Israeli officials said they could not be expected to halt their military operation while the rockets continued and said they first wanted an end to the rocket fire and a "mechanism" to prevent Hamas rearming in future.
"The whole idea that Israel will unilaterally stop protecting our people when Hamas is sending rockets into our cities to kill our people is not a reasonable request of Israel," said Mark Regev, spokesman for prime minister Ehud Olmert. Israel wanted security for its people in southern Israel, he said, and dismissed suggestions his military might seek to topple Hamas, saying they were "not in the regime-change business".
Israeli public opinion still strongly favours the war. One poll of Jewish Israelis yesterday, by the War and Peace Index, said 90% of the population supported continuing the operation until Israel achieved all its goals.
Olmert held a meeting of his security cabinet, and on the agenda was discussion about whether to intensify the offensive by launching a fresh stage of attacks in which Israeli troops would invade the major urban areas of Gaza as more reservists were called up. There was no word on the outcome.
So far 13 Israelis have been killed in this conflict, of whom three were civilians.
Another 23 Palestinians were killed by the Israeli military yesterday. Seven from one family, including an infant, died when Israeli jets bombed a five-storey building in Beit Lahiya, in northern Gaza. There was heavy aerial bombing and artillery fire across the territory.
More than 20,000 Gazans have fled their homes in the north of the strip and thousands more in the south.

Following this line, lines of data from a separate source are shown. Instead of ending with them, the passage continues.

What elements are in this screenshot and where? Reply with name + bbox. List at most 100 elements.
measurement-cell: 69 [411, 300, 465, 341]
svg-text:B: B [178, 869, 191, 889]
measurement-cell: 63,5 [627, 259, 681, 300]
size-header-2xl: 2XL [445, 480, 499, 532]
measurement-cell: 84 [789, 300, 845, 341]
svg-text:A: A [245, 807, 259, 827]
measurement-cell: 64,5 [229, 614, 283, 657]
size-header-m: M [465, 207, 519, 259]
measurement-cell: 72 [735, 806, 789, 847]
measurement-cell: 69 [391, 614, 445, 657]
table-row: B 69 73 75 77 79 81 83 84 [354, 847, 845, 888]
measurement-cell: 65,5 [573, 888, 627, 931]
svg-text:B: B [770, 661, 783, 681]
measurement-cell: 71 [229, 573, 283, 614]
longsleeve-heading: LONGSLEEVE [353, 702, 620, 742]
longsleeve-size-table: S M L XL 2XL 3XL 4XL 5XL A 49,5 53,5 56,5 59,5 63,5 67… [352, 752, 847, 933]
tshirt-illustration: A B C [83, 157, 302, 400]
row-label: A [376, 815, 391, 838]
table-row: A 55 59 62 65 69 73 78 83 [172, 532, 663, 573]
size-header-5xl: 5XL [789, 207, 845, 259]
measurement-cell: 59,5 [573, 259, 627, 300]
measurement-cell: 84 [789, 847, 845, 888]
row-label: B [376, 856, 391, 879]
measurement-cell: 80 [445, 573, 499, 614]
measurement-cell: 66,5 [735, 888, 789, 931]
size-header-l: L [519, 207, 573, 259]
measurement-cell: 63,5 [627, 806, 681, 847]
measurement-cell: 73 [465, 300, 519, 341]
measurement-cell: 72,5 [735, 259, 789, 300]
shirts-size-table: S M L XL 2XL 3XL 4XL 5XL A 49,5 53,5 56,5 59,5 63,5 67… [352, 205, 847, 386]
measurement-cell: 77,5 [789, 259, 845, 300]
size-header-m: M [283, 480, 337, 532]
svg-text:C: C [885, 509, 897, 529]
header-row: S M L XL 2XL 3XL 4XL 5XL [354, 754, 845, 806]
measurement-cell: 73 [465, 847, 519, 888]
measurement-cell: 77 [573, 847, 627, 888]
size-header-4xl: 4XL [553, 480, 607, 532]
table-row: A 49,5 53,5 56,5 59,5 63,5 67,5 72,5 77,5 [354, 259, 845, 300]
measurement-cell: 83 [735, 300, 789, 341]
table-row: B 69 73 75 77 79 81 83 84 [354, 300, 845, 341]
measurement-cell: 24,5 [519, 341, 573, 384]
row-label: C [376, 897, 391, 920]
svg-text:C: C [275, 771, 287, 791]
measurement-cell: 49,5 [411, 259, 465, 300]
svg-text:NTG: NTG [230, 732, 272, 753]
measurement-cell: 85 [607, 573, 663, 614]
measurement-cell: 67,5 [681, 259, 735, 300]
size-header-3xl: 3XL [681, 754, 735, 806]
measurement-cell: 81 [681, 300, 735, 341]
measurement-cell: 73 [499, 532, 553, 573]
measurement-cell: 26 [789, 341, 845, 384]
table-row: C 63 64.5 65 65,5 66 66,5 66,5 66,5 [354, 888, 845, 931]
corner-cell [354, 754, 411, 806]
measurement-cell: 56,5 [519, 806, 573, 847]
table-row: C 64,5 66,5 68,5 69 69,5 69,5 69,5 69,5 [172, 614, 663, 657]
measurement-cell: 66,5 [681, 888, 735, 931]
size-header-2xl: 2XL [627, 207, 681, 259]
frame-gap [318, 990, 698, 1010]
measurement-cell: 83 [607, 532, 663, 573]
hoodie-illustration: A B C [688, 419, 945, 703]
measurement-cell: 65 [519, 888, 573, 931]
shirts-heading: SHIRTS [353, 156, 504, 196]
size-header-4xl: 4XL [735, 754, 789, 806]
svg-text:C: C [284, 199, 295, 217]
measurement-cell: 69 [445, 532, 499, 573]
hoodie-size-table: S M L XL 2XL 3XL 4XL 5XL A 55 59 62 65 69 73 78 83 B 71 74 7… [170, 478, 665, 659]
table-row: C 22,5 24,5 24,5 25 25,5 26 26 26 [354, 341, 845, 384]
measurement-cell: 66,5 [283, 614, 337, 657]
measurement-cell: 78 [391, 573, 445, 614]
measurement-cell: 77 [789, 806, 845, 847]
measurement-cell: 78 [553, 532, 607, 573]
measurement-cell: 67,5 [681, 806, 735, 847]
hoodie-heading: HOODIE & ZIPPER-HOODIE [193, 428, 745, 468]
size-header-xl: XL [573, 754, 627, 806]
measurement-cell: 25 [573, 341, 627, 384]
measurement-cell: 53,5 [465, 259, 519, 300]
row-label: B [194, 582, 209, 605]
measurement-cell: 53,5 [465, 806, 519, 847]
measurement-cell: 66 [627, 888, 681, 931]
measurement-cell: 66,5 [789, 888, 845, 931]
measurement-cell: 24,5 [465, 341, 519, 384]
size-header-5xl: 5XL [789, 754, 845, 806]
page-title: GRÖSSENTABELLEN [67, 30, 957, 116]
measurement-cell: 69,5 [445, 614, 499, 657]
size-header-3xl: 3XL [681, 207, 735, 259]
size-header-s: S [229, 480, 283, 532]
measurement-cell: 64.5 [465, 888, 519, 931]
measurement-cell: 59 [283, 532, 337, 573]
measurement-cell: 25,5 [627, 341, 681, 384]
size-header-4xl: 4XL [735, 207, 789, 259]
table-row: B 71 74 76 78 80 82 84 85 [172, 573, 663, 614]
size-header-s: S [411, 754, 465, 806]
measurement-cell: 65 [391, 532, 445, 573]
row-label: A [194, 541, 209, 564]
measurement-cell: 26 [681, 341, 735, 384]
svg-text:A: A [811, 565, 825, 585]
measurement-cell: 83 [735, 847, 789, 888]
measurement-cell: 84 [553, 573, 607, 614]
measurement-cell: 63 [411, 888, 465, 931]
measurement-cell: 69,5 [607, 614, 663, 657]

In some cases Israeli troops have told them to leave, or dropped leaflets warning them to evacuate their homes. Some are even dividing their families between different addresses for fear of losing them all in a single air strike.
"Many people are leaving their homes and moving to the centre of the cities," said Abdel Karim Ashour, 53, who works with a local aid agency, the Palestinian Agricultural Relief Committee. He, his wife and their four children fled their house on the coastal road in northern Gaza on the third day of the conflict. He sent the four children to stay with his brother while he and his wife are staying at a friend's house. "We were in an area of heavy shelling, so we left and I divided the family to try to reduce the victims if we face any trouble. We try and keep in touch by telephone but there are problems with the network," he said. "We're just hoping for a ceasefire. If the fighting goes on there will be more victims."